The rabbinate said that it would stop administering exams to ordain state-authorised rabbis.

The move followed Israeli Attorney General Avichai Mandelblit’s statement to the High Court that the state was seeking to have women take the same ordination exams as men.

The Attorney General’s announcement formed part of a response to a petition by a coalition of feminist groups, including the Jewish Life Advocacy Group, Bar-Ilan’s Rackan Centre for Advancement of the Status of Women, and Orthodox feminist organisation Kolech.  

The coalition are not seeking for women to be ordained as rabbis, but simply that they can be trained and sit the exams. The groups claim that it would boost social mobility for women, secure higher paid work and apply for positions within the civil service that would otherwise be unattainable.

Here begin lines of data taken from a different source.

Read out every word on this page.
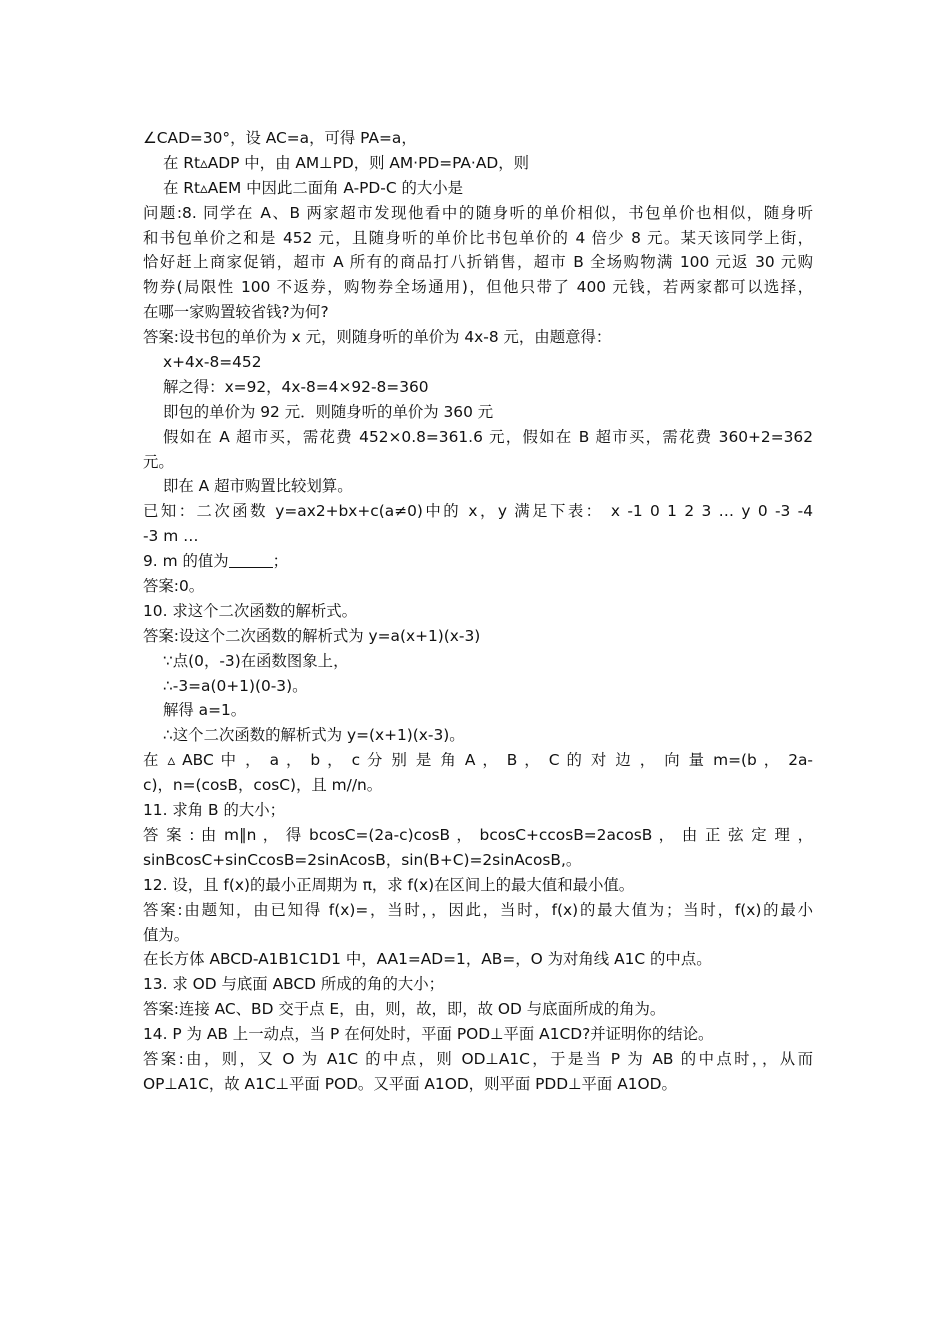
∠CAD=30°，设 AC=a，可得 PA=a，
在 Rt▵ADP 中，由 AM⊥PD，则 AM·PD=PA·AD，则
在 Rt▵AEM 中因此二面角 A-PD-C 的大小是
问题:8. 同学在 A、B 两家超市发现他看中的随身听的单价相似，书包单价也相似，随身听
和书包单价之和是 452 元，且随身听的单价比书包单价的 4 倍少 8 元。某天该同学上街，
恰好赶上商家促销，超市 A 所有的商品打八折销售，超市 B 全场购物满 100 元返 30 元购
物券(局限性 100 不返券，购物券全场通用)，但他只带了 400 元钱，若两家都可以选择，
在哪一家购置较省钱?为何?
答案:设书包的单价为 x 元，则随身听的单价为 4x-8 元，由题意得：
x+4x-8=452
解之得：x=92，4x-8=4×92-8=360
即包的单价为 92 元．则随身听的单价为 360 元
假如在 A 超市买，需花费 452×0.8=361.6 元，假如在 B 超市买，需花费 360+2=362
元。
即在 A 超市购置比较划算。
已知：二次函数 y=ax2+bx+c(a≠0)中的 x，y 满足下表： x -1 0 1 2 3 … y 0 -3 -4
-3 m …
9. m 的值为	；
答案:0。
10. 求这个二次函数的解析式。
答案:设这个二次函数的解析式为 y=a(x+1)(x-3)
∵点(0，-3)在函数图象上，
∴-3=a(0+1)(0-3)。
解得 a=1。
∴这个二次函数的解析式为 y=(x+1)(x-3)。
在 ▵ ABC 中 ， a ， b ， c 分 别 是 角 A ， B ， C 的 对 边 ， 向 量 m=(b ， 2a-
c)，n=(cosB，cosC)，且 m//n。
11. 求角 B 的大小；
答 案 : 由 m∥n ， 得 bcosC=(2a-c)cosB ， bcosC+ccosB=2acosB ， 由 正 弦 定 理 ，
sinBcosC+sinCcosB=2sinAcosB，sin(B+C)=2sinAcosB,。
12. 设，且 f(x)的最小正周期为 π，求 f(x)在区间上的最大值和最小值。
答案:由题知，由已知得 f(x)=，当时，，因此，当时，f(x)的最大值为；当时，f(x)的最小
值为。
在长方体 ABCD-A1B1C1D1 中，AA1=AD=1，AB=，O 为对角线 A1C 的中点。
13. 求 OD 与底面 ABCD 所成的角的大小；
答案:连接 AC、BD 交于点 E，由，则，故，即，故 OD 与底面所成的角为。
14. P 为 AB 上一动点，当 P 在何处时，平面 POD⊥平面 A1CD?并证明你的结论。
答案:由，则，又 O 为 A1C 的中点，则 OD⊥A1C，于是当 P 为 AB 的中点时，，从而
OP⊥A1C，故 A1C⊥平面 POD。又平面 A1OD，则平面 PDD⊥平面 A1OD。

The High Court will hear the petition later this month.

Mr Mandelblit wrote that there were “legal hurdles” with the “current circumstances, in which the Chief Rabbinate handles the training process”.

The Attorney General said that the proposed alternative track for women could be administered by the Higher Education Ministry or the Education Ministry.  

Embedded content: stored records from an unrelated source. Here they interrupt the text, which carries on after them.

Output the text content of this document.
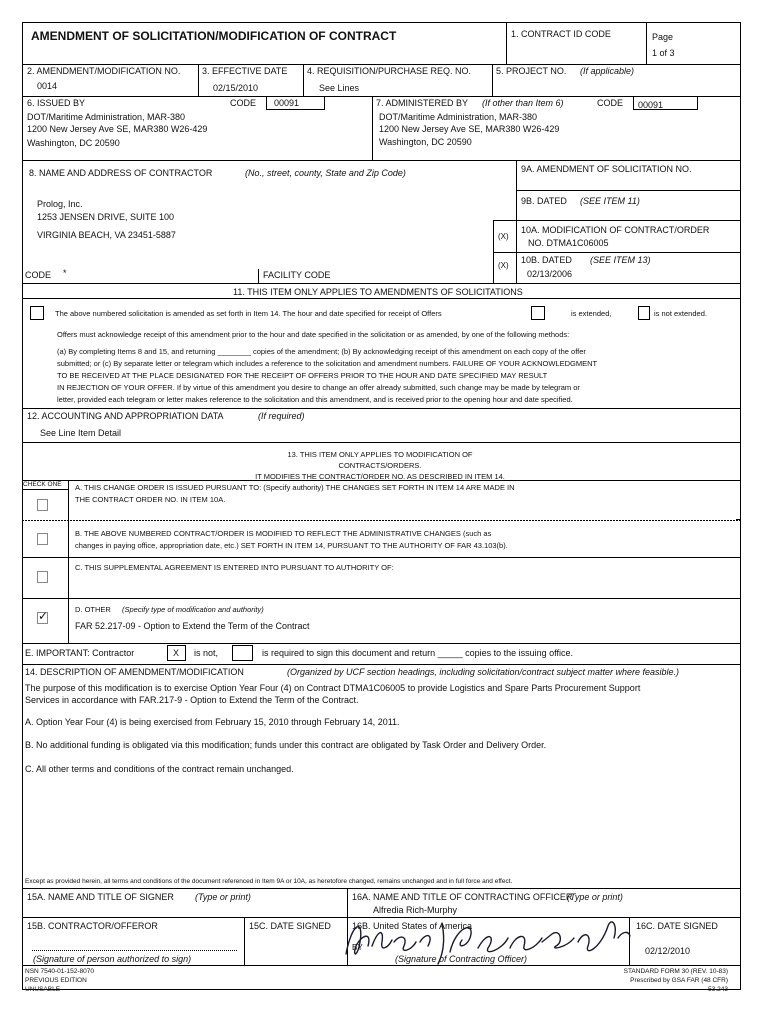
AMENDMENT OF SOLICITATION/MODIFICATION OF CONTRACT	1. CONTRACT ID CODE	Page
1 of 3
2. AMENDMENT/MODIFICATION NO.
0014
3. EFFECTIVE DATE
02/15/2010
4. REQUISITION/PURCHASE REQ. NO.
See Lines
5. PROJECT NO. (If applicable)
6. ISSUED BY	CODE 00091
DOT/Maritime Administration, MAR-380
1200 New Jersey Ave SE, MAR380 W26-429
Washington, DC 20590
7. ADMINISTERED BY (If other than Item 6)	CODE 00091
DOT/Maritime Administration, MAR-380
1200 New Jersey Ave SE, MAR380 W26-429
Washington, DC 20590
8. NAME AND ADDRESS OF CONTRACTOR	(No., street, county, State and Zip Code)
Prolog, Inc.
1253 JENSEN DRIVE, SUITE 100
VIRGINIA BEACH, VA 23451-5887
CODE *	FACILITY CODE
9A. AMENDMENT OF SOLICITATION NO.
9B. DATED (SEE ITEM 11)
(X)
10A. MODIFICATION OF CONTRACT/ORDER
NO. DTMA1C06005
(X)
10B. DATED (SEE ITEM 13)
02/13/2006
11. THIS ITEM ONLY APPLIES TO AMENDMENTS OF SOLICITATIONS
The above numbered solicitation is amended as set forth in Item 14. The hour and date specified for receipt of Offers	is extended,	is not extended.
Offers must acknowledge receipt of this amendment prior to the hour and date specified in the solicitation or as amended, by one of the following methods:
(a) By completing Items 8 and 15, and returning ________ copies of the amendment; (b) By acknowledging receipt of this amendment on each copy of the offer
submitted; or (c) By separate letter or telegram which includes a reference to the solicitation and amendment numbers. FAILURE OF YOUR ACKNOWLEDGMENT
TO BE RECEIVED AT THE PLACE DESIGNATED FOR THE RECEIPT OF OFFERS PRIOR TO THE HOUR AND DATE SPECIFIED MAY RESULT
IN REJECTION OF YOUR OFFER. If by virtue of this amendment you desire to change an offer already submitted, such change may be made by telegram or
letter, provided each telegram or letter makes reference to the solicitation and this amendment, and is received prior to the opening hour and date specified.
12. ACCOUNTING AND APPROPRIATION DATA	(If required)
See Line Item Detail
13. THIS ITEM ONLY APPLIES TO MODIFICATION OF
CONTRACTS/ORDERS.
IT MODIFIES THE CONTRACT/ORDER NO. AS DESCRIBED IN ITEM 14.
CHECK ONE A. THIS CHANGE ORDER IS ISSUED PURSUANT TO: (Specify authority) THE CHANGES SET FORTH IN ITEM 14 ARE MADE IN
THE CONTRACT ORDER NO. IN ITEM 10A.
B. THE ABOVE NUMBERED CONTRACT/ORDER IS MODIFIED TO REFLECT THE ADMINISTRATIVE CHANGES (such as
changes in paying office, appropriation date, etc.) SET FORTH IN ITEM 14, PURSUANT TO THE AUTHORITY OF FAR 43.103(b).
C. THIS SUPPLEMENTAL AGREEMENT IS ENTERED INTO PURSUANT TO AUTHORITY OF:
D. OTHER (Specify type of modification and authority)
FAR 52.217-09 - Option to Extend the Term of the Contract
✓
E. IMPORTANT: Contractor	X is not,	is required to sign this document and return _____ copies to the issuing office.
14. DESCRIPTION OF AMENDMENT/MODIFICATION	(Organized by UCF section headings, including solicitation/contract subject matter where feasible.)
The purpose of this modification is to exercise Option Year Four (4) on Contract DTMA1C06005 to provide Logistics and Spare Parts Procurement Support
Services in accordance with FAR.217-9 - Option to Extend the Term of the Contract.
A. Option Year Four (4) is being exercised from February 15, 2010 through February 14, 2011.
B. No additional funding is obligated via this modification; funds under this contract are obligated by Task Order and Delivery Order.
C. All other terms and conditions of the contract remain unchanged.
Except as provided herein, all terms and conditions of the document referenced in Item 9A or 10A, as heretofore changed, remains unchanged and in full force and effect.
15A. NAME AND TITLE OF SIGNER (Type or print)	16A. NAME AND TITLE OF CONTRACTING OFFICER
(Type or print)
Alfredia Rich-Murphy
15B. CONTRACTOR/OFFEROR	15C. DATE SIGNED 16B. United States of America	16C. DATE SIGNED
02/12/2010
BY
(Signature of person authorized to sign)	(Signature of Contracting Officer)
NSN 7540-01-152-8070
PREVIOUS EDITION
UNUSABLE
STANDARD FORM 30 (REV. 10-83)
Prescribed by GSA FAR (48 CFR)
53.243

The Chief Rabbinate of Israel hit back in a statement saying that it was “not an institute for higher education” and that its role was “to certify rabbis”.

Rejecting the idea, the rabbinate said that there was “no place” for female rabbis in Judaism and issued a warning that: “If there is a legal directive that would require us to ordain women as rabbis in violation of [Jewish law], the rabbinical ordination system as a whole will cease its operations until the proper legislation regulating this issue is in place.”

The Chief Rabbinate is Orthodox and is adamantly opposed to female clergy. Its statement said that Sephardi Chief Rabbi Yitzhak Yosef had ordered officials to stand against providing training to women.

“The Jewish law and tradition that the rabbinate is entrusted to maintain does not allow for the training of women in the rabbinate,” the statement said.

The statement continued that as long as the rabbinate was ordered to train women, it would stop certifying all rabbinic training courses “pending a legislative amendment.”